Zwar gibt es immer wieder ermutigende Zahlen, zuletzt hauptsächlich vom US-Arbeits- und Immobillienmarkt, doch vor allem in Europa sieht man weiterhin nur wenig Licht am Ende des Krisen-Tunnels.
Hier war vor allem die Parlamentswahl in Italien, mit dem alles andere als günstigen Ausgang, ein starker Dämpfer und auch die aktuelle Situation in Zypern trägt wohl kaum dazu bei, dass Investoren wieder Vertrauen fassen.

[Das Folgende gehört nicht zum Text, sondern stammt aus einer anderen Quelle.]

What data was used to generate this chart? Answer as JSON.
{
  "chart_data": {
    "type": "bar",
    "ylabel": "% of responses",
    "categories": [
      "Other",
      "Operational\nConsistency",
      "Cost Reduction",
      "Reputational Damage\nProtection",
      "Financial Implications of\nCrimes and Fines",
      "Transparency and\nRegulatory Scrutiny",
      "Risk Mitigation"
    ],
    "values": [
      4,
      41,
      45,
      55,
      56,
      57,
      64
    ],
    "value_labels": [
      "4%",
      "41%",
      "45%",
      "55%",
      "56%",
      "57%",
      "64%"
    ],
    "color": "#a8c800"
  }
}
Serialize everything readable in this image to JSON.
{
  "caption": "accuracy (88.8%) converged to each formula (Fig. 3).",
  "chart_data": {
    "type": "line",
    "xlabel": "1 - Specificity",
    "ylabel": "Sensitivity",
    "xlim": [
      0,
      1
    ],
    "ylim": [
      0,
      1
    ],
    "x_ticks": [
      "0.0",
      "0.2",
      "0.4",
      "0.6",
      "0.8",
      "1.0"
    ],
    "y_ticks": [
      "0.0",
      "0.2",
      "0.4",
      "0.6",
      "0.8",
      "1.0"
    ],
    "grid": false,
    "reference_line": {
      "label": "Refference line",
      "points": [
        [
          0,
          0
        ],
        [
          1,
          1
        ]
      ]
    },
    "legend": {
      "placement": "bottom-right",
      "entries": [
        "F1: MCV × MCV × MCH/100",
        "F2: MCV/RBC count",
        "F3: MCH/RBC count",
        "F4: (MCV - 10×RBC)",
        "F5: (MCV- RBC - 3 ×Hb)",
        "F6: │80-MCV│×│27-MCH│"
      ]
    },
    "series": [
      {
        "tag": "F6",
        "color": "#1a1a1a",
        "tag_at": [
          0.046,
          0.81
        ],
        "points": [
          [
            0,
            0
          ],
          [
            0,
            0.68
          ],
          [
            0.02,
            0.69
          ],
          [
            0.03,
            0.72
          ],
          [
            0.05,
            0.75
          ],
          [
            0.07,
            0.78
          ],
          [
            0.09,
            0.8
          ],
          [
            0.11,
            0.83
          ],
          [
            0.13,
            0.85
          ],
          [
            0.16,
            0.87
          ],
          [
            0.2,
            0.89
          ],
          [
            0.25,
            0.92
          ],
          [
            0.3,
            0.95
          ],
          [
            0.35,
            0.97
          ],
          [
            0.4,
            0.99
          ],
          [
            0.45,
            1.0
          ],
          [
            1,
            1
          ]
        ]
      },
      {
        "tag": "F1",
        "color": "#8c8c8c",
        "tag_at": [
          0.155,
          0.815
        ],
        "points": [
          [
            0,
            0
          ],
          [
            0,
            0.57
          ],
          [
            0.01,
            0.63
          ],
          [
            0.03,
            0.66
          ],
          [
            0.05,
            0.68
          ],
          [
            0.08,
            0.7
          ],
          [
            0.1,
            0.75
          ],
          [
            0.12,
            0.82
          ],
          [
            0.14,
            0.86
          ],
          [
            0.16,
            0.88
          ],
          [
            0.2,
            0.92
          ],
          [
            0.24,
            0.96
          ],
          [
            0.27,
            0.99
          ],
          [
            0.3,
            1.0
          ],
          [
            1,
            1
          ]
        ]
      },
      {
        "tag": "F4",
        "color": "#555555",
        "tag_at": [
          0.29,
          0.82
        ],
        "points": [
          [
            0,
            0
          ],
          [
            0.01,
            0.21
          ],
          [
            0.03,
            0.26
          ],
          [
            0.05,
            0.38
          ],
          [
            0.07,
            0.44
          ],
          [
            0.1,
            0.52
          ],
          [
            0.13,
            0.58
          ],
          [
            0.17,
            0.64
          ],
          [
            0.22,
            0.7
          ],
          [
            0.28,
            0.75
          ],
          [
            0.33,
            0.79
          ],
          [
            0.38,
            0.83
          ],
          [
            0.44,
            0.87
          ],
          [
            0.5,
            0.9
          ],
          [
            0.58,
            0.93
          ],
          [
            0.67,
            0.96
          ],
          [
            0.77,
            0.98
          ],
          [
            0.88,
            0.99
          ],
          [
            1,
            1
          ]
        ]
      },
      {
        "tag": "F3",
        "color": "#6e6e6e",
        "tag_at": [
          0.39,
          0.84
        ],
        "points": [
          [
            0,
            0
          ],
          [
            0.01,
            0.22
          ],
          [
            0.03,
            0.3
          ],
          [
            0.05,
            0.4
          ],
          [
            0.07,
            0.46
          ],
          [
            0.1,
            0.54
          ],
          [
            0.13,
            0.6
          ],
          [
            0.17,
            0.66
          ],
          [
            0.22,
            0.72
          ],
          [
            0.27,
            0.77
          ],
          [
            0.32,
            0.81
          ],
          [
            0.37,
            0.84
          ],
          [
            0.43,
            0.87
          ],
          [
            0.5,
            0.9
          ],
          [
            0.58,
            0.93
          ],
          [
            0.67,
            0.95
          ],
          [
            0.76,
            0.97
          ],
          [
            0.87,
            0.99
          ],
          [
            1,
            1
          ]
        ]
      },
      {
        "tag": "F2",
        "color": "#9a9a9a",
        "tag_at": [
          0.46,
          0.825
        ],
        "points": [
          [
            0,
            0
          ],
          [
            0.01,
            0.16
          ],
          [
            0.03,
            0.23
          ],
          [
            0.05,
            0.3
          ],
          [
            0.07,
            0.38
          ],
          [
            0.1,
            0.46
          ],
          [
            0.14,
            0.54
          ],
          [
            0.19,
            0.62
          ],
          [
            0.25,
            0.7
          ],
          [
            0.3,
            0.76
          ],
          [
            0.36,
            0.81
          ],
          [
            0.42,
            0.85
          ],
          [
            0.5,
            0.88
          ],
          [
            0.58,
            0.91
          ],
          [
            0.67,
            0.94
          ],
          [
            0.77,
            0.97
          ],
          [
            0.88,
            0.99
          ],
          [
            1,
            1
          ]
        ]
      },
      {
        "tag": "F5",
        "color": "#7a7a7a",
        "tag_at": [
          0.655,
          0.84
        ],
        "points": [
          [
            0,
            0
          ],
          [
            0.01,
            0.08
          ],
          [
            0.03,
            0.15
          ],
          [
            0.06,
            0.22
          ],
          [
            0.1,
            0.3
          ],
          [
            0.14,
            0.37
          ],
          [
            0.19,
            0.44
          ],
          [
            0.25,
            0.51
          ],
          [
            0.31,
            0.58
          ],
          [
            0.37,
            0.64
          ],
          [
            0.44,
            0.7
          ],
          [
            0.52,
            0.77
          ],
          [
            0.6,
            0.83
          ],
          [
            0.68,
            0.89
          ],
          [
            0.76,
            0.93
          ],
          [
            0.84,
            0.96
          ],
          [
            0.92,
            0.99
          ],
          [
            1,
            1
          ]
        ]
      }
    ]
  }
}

Inzwischen haben die OPEC, das US-Energieministerium und auch die Internationale Energieagentur in Paris ihre Prognosen zum globalen Ölverbrauch leicht, aber doch einhellig zurückgenommen.

Gleichzeitig ist die Versorgungslage am Ölmarkt so gut wie lange nicht.
Vor allem aus Nicht-OPEC-Ländern werden dank neue Fördertechnologien immer höhere Mengen gemeldet, sodass derzeit durchaus von einem Überangebot gesprochen werden kann.
Sollte Venezuela nach dem Tod des Machthabers Chavez in eine geordnete Demokratie übergeführt werden können, kann aus dem Land mit den größten Ölvorkommen der Welt, mit weiteren bedeutsamen Mengen gerechnet werden.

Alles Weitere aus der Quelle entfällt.